Мальчик лег в траву. На луг он попал, перескочив через изгородь, окружающую новый квартал на другой стороне дороги. Летом занятий в школе не было, а его мать, вернее, приемная мать, не любила, когда он целый день мельтешил перед глазами. Совсем не любила.
Перед его мысленным взором возникла клавиатура гигантского рояля. И он, танцующий на клавишах. Музыку он обожал.
Открыв глаза, он увидел склонившуюся над ним худощавую, седовласую женщину в твидовом костюме.
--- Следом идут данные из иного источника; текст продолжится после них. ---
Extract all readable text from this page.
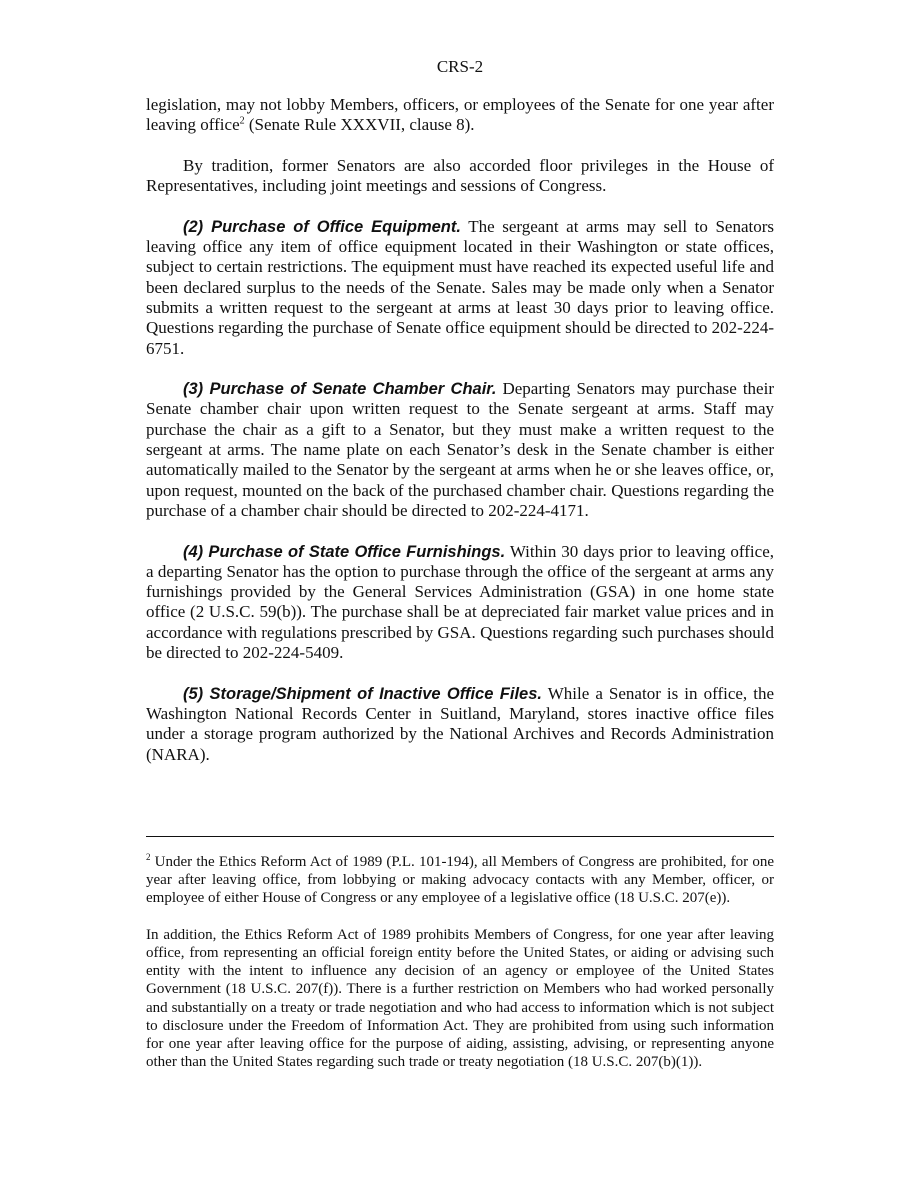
CRS-2

legislation, may not lobby Members, officers, or employees of the Senate for one year after leaving office$^2$ (Senate Rule XXXVII, clause 8).

By tradition, former Senators are also accorded floor privileges in the House of Representatives, including joint meetings and sessions of Congress.

(2) Purchase of Office Equipment. The sergeant at arms may sell to Senators leaving office any item of office equipment located in their Washington or state offices, subject to certain restrictions. The equipment must have reached its expected useful life and been declared surplus to the needs of the Senate. Sales may be made only when a Senator submits a written request to the sergeant at arms at least 30 days prior to leaving office. Questions regarding the purchase of Senate office equipment should be directed to 202-224-6751.

(3) Purchase of Senate Chamber Chair. Departing Senators may purchase their Senate chamber chair upon written request to the Senate sergeant at arms. Staff may purchase the chair as a gift to a Senator, but they must make a written request to the sergeant at arms. The name plate on each Senator’s desk in the Senate chamber is either automatically mailed to the Senator by the sergeant at arms when he or she leaves office, or, upon request, mounted on the back of the purchased chamber chair. Questions regarding the purchase of a chamber chair should be directed to 202-224-4171.

(4) Purchase of State Office Furnishings. Within 30 days prior to leaving office, a departing Senator has the option to purchase through the office of the sergeant at arms any furnishings provided by the General Services Administration (GSA) in one home state office (2 U.S.C. 59(b)). The purchase shall be at depreciated fair market value prices and in accordance with regulations prescribed by GSA. Questions regarding such purchases should be directed to 202-224-5409.

(5) Storage/Shipment of Inactive Office Files. While a Senator is in office, the Washington National Records Center in Suitland, Maryland, stores inactive office files under a storage program authorized by the National Archives and Records Administration (NARA).

$^2$ Under the Ethics Reform Act of 1989 (P.L. 101-194), all Members of Congress are prohibited, for one year after leaving office, from lobbying or making advocacy contacts with any Member, officer, or employee of either House of Congress or any employee of a legislative office (18 U.S.C. 207(e)).

In addition, the Ethics Reform Act of 1989 prohibits Members of Congress, for one year after leaving office, from representing an official foreign entity before the United States, or aiding or advising such entity with the intent to influence any decision of an agency or employee of the United States Government (18 U.S.C. 207(f)). There is a further restriction on Members who had worked personally and substantially on a treaty or trade negotiation and who had access to information which is not subject to disclosure under the Freedom of Information Act. They are prohibited from using such information for one year after leaving office for the purpose of aiding, assisting, advising, or representing anyone other than the United States regarding such trade or treaty negotiation (18 U.S.C. 207(b)(1)).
Явно чем-то недовольную.
— Это частное владение, — процедила она.
Мальчик поднялся, отряхнул траву.
— Извините.
— Вроде бы я тебя где-то видела. Как тебя зовут?
— Пол.
— Это имя? — ворчливо спросила она.
— Пол Тремонт. Хотя при рождении мне дали другие имя и фамилию. Я кореец.
— А какое же твое настоящее имя?
— Мои родители велели никогда не упоминать его. Меня усыновили. А вы кто?
Седовласая женщина оглядела его с головы до ног.
— Меня зовут Лорен Дивайс. Ты живешь неподалеку?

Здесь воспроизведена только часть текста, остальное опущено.